When you launch something into orbit … you have launched it, via rocket thrust, so powerfully fast and high and far that when gravity’s pull finally slows the object’s forward progress enough that it starts to fall back down, it misses the Earth. It keeps on falling around the Earth rather than to it. As it falls, the Earth’s gravity keeps up its tug, so it’s both constantly falling and constantly being pulled earthward. The resulting path is a repeating loop around the planet.
I don’t get it.
I mean, “falling” in this instance is something different from gravity’s “tug”? If I jump out of an airplane I will fall to Earth, right? I thought I was falling because of gravity’s tug, because I was being drawn toward the center of greatest mass. The orbiting body is falling away from the Earth (“around the Earth”?) yet being constantly tugged back toward it? “It starts to fall back down,” Mary Roach says. What prevents the object from finishing what it started?
If gravity is strong enough to slow the launched object’s forward progress, why isn’t it strong enough to pull that object back home?
How can an object “miss” the Earth? That’s a pretty big target, especially right up close. Has a barn door beat by orders of magnitude.

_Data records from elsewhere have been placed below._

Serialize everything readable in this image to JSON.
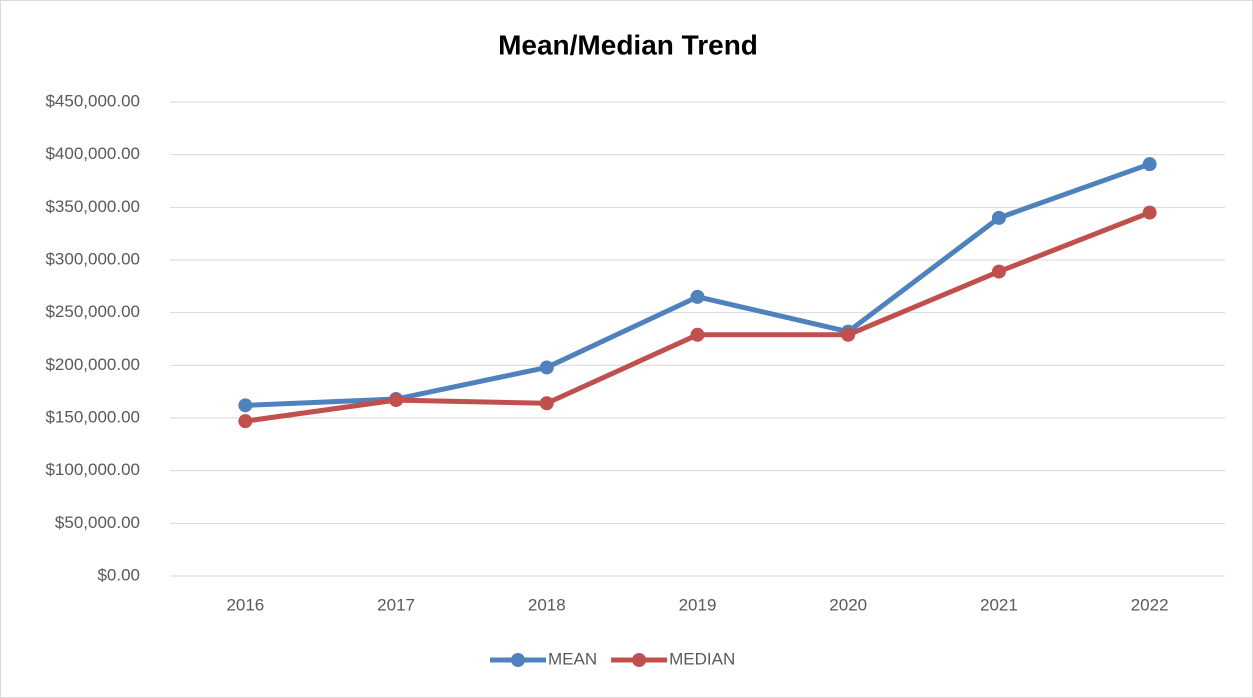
{
  "chart_data": {
    "type": "line",
    "title": "Mean/Median Trend",
    "categories": [
      "2016",
      "2017",
      "2018",
      "2019",
      "2020",
      "2021",
      "2022"
    ],
    "series": [
      {
        "name": "MEAN",
        "color": "#4f81bd",
        "values": [
          162000,
          168000,
          198000,
          265000,
          232000,
          340000,
          391000
        ]
      },
      {
        "name": "MEDIAN",
        "color": "#c0504d",
        "values": [
          147000,
          167000,
          164000,
          229000,
          229000,
          289000,
          345000
        ]
      }
    ],
    "ylim": [
      0,
      450000
    ],
    "yticks": [
      {
        "value": 0,
        "label": "$0.00"
      },
      {
        "value": 50000,
        "label": "$50,000.00"
      },
      {
        "value": 100000,
        "label": "$100,000.00"
      },
      {
        "value": 150000,
        "label": "$150,000.00"
      },
      {
        "value": 200000,
        "label": "$200,000.00"
      },
      {
        "value": 250000,
        "label": "$250,000.00"
      },
      {
        "value": 300000,
        "label": "$300,000.00"
      },
      {
        "value": 350000,
        "label": "$350,000.00"
      },
      {
        "value": 400000,
        "label": "$400,000.00"
      },
      {
        "value": 450000,
        "label": "$450,000.00"
      }
    ],
    "grid": true,
    "legend": "bottom"
  }
}
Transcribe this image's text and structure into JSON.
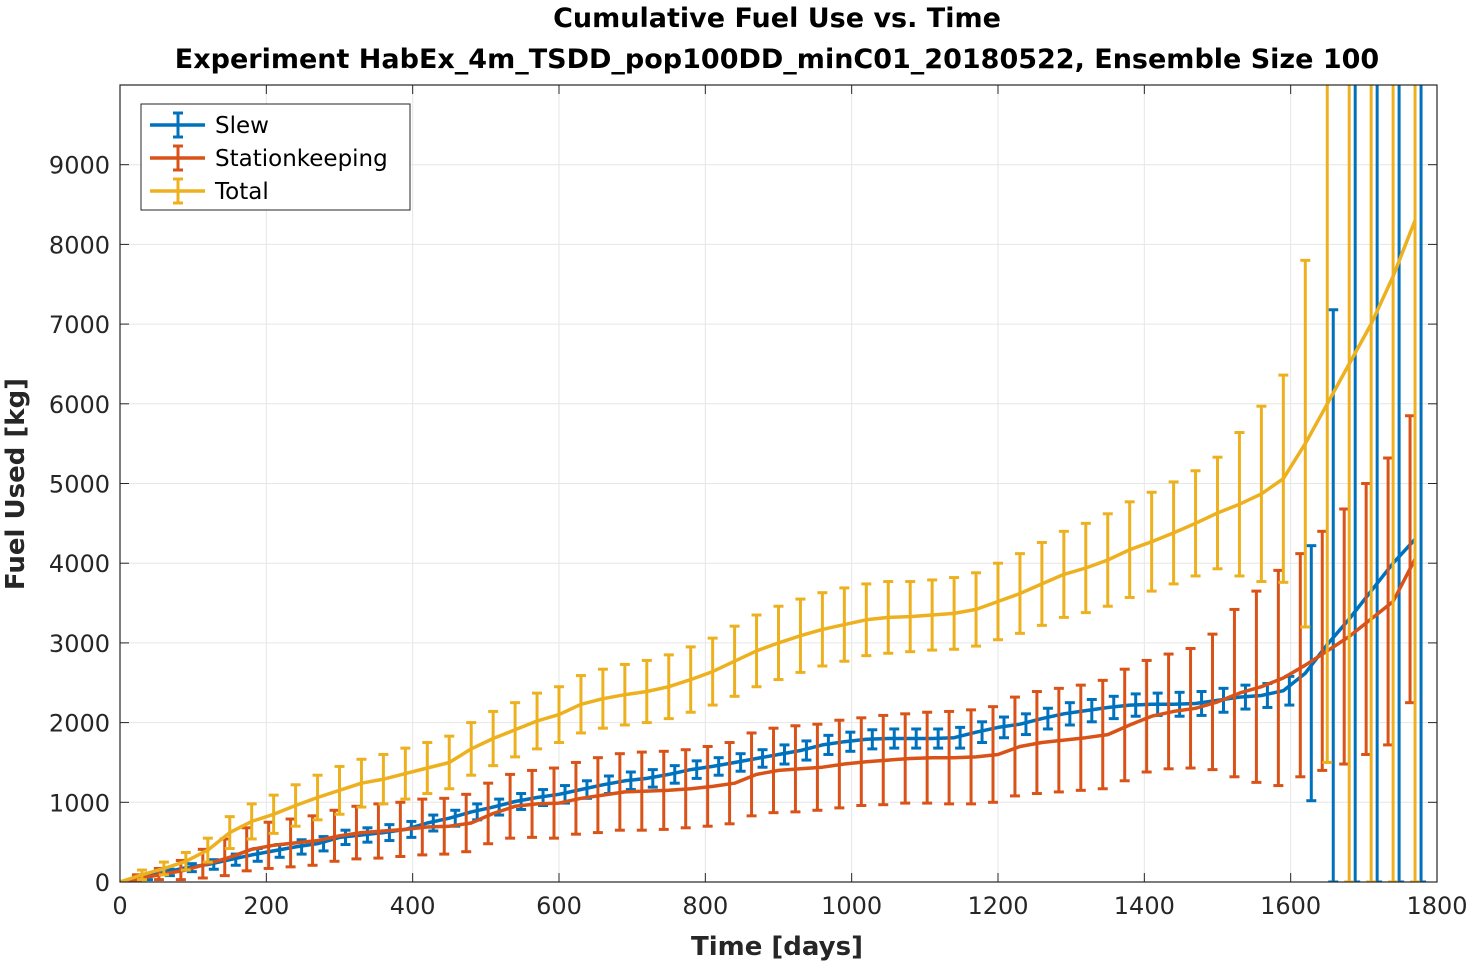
{
  "chart_data": {
    "type": "line",
    "title": "Cumulative Fuel Use vs. Time",
    "subtitle": "Experiment HabEx_4m_TSDD_pop100DD_minC01_20180522, Ensemble Size 100",
    "xlabel": "Time [days]",
    "ylabel": "Fuel Used [kg]",
    "xlim": [
      0,
      1800
    ],
    "ylim": [
      0,
      10000
    ],
    "xticks": [
      0,
      200,
      400,
      600,
      800,
      1000,
      1200,
      1400,
      1600,
      1800
    ],
    "yticks": [
      0,
      1000,
      2000,
      3000,
      4000,
      5000,
      6000,
      7000,
      8000,
      9000
    ],
    "xtick_labels": [
      "0",
      "200",
      "400",
      "600",
      "800",
      "1000",
      "1200",
      "1400",
      "1600",
      "1800"
    ],
    "ytick_labels": [
      "0",
      "1000",
      "2000",
      "3000",
      "4000",
      "5000",
      "6000",
      "7000",
      "8000",
      "9000"
    ],
    "grid": true,
    "legend_position": "top-left",
    "error_bars": true,
    "series": [
      {
        "name": "Slew",
        "color": "#0072BD",
        "points": [
          [
            0,
            0,
            0
          ],
          [
            30,
            60,
            30
          ],
          [
            60,
            120,
            40
          ],
          [
            90,
            180,
            50
          ],
          [
            120,
            220,
            60
          ],
          [
            150,
            280,
            70
          ],
          [
            180,
            340,
            80
          ],
          [
            210,
            390,
            80
          ],
          [
            240,
            440,
            90
          ],
          [
            270,
            480,
            90
          ],
          [
            300,
            560,
            90
          ],
          [
            330,
            590,
            90
          ],
          [
            360,
            620,
            100
          ],
          [
            390,
            660,
            100
          ],
          [
            420,
            740,
            100
          ],
          [
            450,
            800,
            100
          ],
          [
            480,
            880,
            100
          ],
          [
            510,
            940,
            100
          ],
          [
            540,
            1010,
            100
          ],
          [
            570,
            1060,
            100
          ],
          [
            600,
            1100,
            110
          ],
          [
            630,
            1160,
            110
          ],
          [
            660,
            1220,
            110
          ],
          [
            690,
            1270,
            110
          ],
          [
            720,
            1300,
            110
          ],
          [
            750,
            1350,
            110
          ],
          [
            780,
            1410,
            110
          ],
          [
            810,
            1450,
            110
          ],
          [
            840,
            1500,
            110
          ],
          [
            870,
            1550,
            110
          ],
          [
            900,
            1600,
            120
          ],
          [
            930,
            1650,
            120
          ],
          [
            960,
            1720,
            120
          ],
          [
            990,
            1760,
            120
          ],
          [
            1020,
            1790,
            120
          ],
          [
            1050,
            1800,
            120
          ],
          [
            1080,
            1800,
            120
          ],
          [
            1110,
            1800,
            120
          ],
          [
            1140,
            1810,
            130
          ],
          [
            1170,
            1880,
            130
          ],
          [
            1200,
            1940,
            130
          ],
          [
            1230,
            1980,
            130
          ],
          [
            1260,
            2050,
            130
          ],
          [
            1290,
            2110,
            140
          ],
          [
            1320,
            2150,
            140
          ],
          [
            1350,
            2190,
            140
          ],
          [
            1380,
            2220,
            140
          ],
          [
            1410,
            2230,
            140
          ],
          [
            1440,
            2230,
            150
          ],
          [
            1470,
            2240,
            150
          ],
          [
            1500,
            2280,
            150
          ],
          [
            1530,
            2320,
            150
          ],
          [
            1560,
            2340,
            150
          ],
          [
            1590,
            2400,
            180
          ],
          [
            1620,
            2620,
            1600
          ],
          [
            1650,
            2980,
            4200
          ],
          [
            1680,
            3300,
            8000
          ],
          [
            1710,
            3650,
            10000
          ],
          [
            1740,
            4000,
            10000
          ],
          [
            1770,
            4300,
            10000
          ]
        ]
      },
      {
        "name": "Stationkeeping",
        "color": "#D95319",
        "points": [
          [
            0,
            0,
            0
          ],
          [
            30,
            50,
            40
          ],
          [
            60,
            100,
            70
          ],
          [
            90,
            150,
            120
          ],
          [
            120,
            230,
            180
          ],
          [
            150,
            310,
            230
          ],
          [
            180,
            410,
            270
          ],
          [
            210,
            460,
            290
          ],
          [
            240,
            490,
            300
          ],
          [
            270,
            520,
            310
          ],
          [
            300,
            580,
            320
          ],
          [
            330,
            620,
            330
          ],
          [
            360,
            640,
            340
          ],
          [
            390,
            660,
            340
          ],
          [
            420,
            690,
            350
          ],
          [
            450,
            700,
            350
          ],
          [
            480,
            740,
            360
          ],
          [
            510,
            860,
            380
          ],
          [
            540,
            950,
            400
          ],
          [
            570,
            980,
            420
          ],
          [
            600,
            990,
            440
          ],
          [
            630,
            1050,
            450
          ],
          [
            660,
            1090,
            470
          ],
          [
            690,
            1130,
            480
          ],
          [
            720,
            1140,
            490
          ],
          [
            750,
            1150,
            490
          ],
          [
            780,
            1170,
            490
          ],
          [
            810,
            1200,
            500
          ],
          [
            840,
            1240,
            510
          ],
          [
            870,
            1350,
            520
          ],
          [
            900,
            1400,
            530
          ],
          [
            930,
            1420,
            540
          ],
          [
            960,
            1440,
            540
          ],
          [
            990,
            1480,
            550
          ],
          [
            1020,
            1510,
            550
          ],
          [
            1050,
            1530,
            560
          ],
          [
            1080,
            1550,
            560
          ],
          [
            1110,
            1560,
            570
          ],
          [
            1140,
            1560,
            580
          ],
          [
            1170,
            1570,
            590
          ],
          [
            1200,
            1600,
            600
          ],
          [
            1230,
            1700,
            620
          ],
          [
            1260,
            1750,
            640
          ],
          [
            1290,
            1780,
            650
          ],
          [
            1320,
            1810,
            660
          ],
          [
            1350,
            1850,
            680
          ],
          [
            1380,
            1970,
            700
          ],
          [
            1410,
            2080,
            700
          ],
          [
            1440,
            2140,
            720
          ],
          [
            1470,
            2180,
            750
          ],
          [
            1500,
            2260,
            850
          ],
          [
            1530,
            2370,
            1050
          ],
          [
            1560,
            2450,
            1200
          ],
          [
            1590,
            2560,
            1350
          ],
          [
            1620,
            2720,
            1400
          ],
          [
            1650,
            2900,
            1500
          ],
          [
            1680,
            3080,
            1600
          ],
          [
            1710,
            3300,
            1700
          ],
          [
            1740,
            3520,
            1800
          ],
          [
            1770,
            4050,
            1800
          ]
        ]
      },
      {
        "name": "Total",
        "color": "#EDB120",
        "points": [
          [
            0,
            0,
            0
          ],
          [
            30,
            90,
            60
          ],
          [
            60,
            170,
            80
          ],
          [
            90,
            260,
            110
          ],
          [
            120,
            400,
            150
          ],
          [
            150,
            620,
            200
          ],
          [
            180,
            760,
            220
          ],
          [
            210,
            850,
            240
          ],
          [
            240,
            960,
            260
          ],
          [
            270,
            1060,
            280
          ],
          [
            300,
            1150,
            300
          ],
          [
            330,
            1240,
            300
          ],
          [
            360,
            1290,
            310
          ],
          [
            390,
            1360,
            320
          ],
          [
            420,
            1430,
            320
          ],
          [
            450,
            1500,
            330
          ],
          [
            480,
            1670,
            330
          ],
          [
            510,
            1800,
            340
          ],
          [
            540,
            1910,
            340
          ],
          [
            570,
            2020,
            350
          ],
          [
            600,
            2100,
            350
          ],
          [
            630,
            2230,
            360
          ],
          [
            660,
            2300,
            370
          ],
          [
            690,
            2350,
            380
          ],
          [
            720,
            2390,
            390
          ],
          [
            750,
            2450,
            400
          ],
          [
            780,
            2540,
            410
          ],
          [
            810,
            2640,
            420
          ],
          [
            840,
            2770,
            440
          ],
          [
            870,
            2900,
            450
          ],
          [
            900,
            3000,
            460
          ],
          [
            930,
            3090,
            460
          ],
          [
            960,
            3170,
            460
          ],
          [
            990,
            3230,
            460
          ],
          [
            1020,
            3290,
            450
          ],
          [
            1050,
            3320,
            450
          ],
          [
            1080,
            3330,
            440
          ],
          [
            1110,
            3350,
            440
          ],
          [
            1140,
            3370,
            450
          ],
          [
            1170,
            3420,
            460
          ],
          [
            1200,
            3520,
            480
          ],
          [
            1230,
            3620,
            500
          ],
          [
            1260,
            3740,
            520
          ],
          [
            1290,
            3860,
            540
          ],
          [
            1320,
            3940,
            560
          ],
          [
            1350,
            4040,
            580
          ],
          [
            1380,
            4170,
            600
          ],
          [
            1410,
            4270,
            620
          ],
          [
            1440,
            4380,
            640
          ],
          [
            1470,
            4500,
            660
          ],
          [
            1500,
            4630,
            700
          ],
          [
            1530,
            4740,
            900
          ],
          [
            1560,
            4870,
            1100
          ],
          [
            1590,
            5060,
            1300
          ],
          [
            1620,
            5500,
            2300
          ],
          [
            1650,
            6000,
            4500
          ],
          [
            1680,
            6500,
            7000
          ],
          [
            1710,
            7000,
            10000
          ],
          [
            1740,
            7600,
            10000
          ],
          [
            1770,
            8300,
            10000
          ]
        ]
      }
    ]
  }
}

Mary Roach is attempting an explanation in layman’s language, avoiding math, which, admittedly, I wouldn’t understand either, but what does “falling” mean here? Although a gravity-free experience is often termed “free fall,” what does falling mean if there is no destination for the fall? If there were no atmosphere (with all its buffeting) would your fall toward and ultimately onto Earth be a different experience from gravity-free falling? If you weren’t looking toward it would you know you were falling toward anything?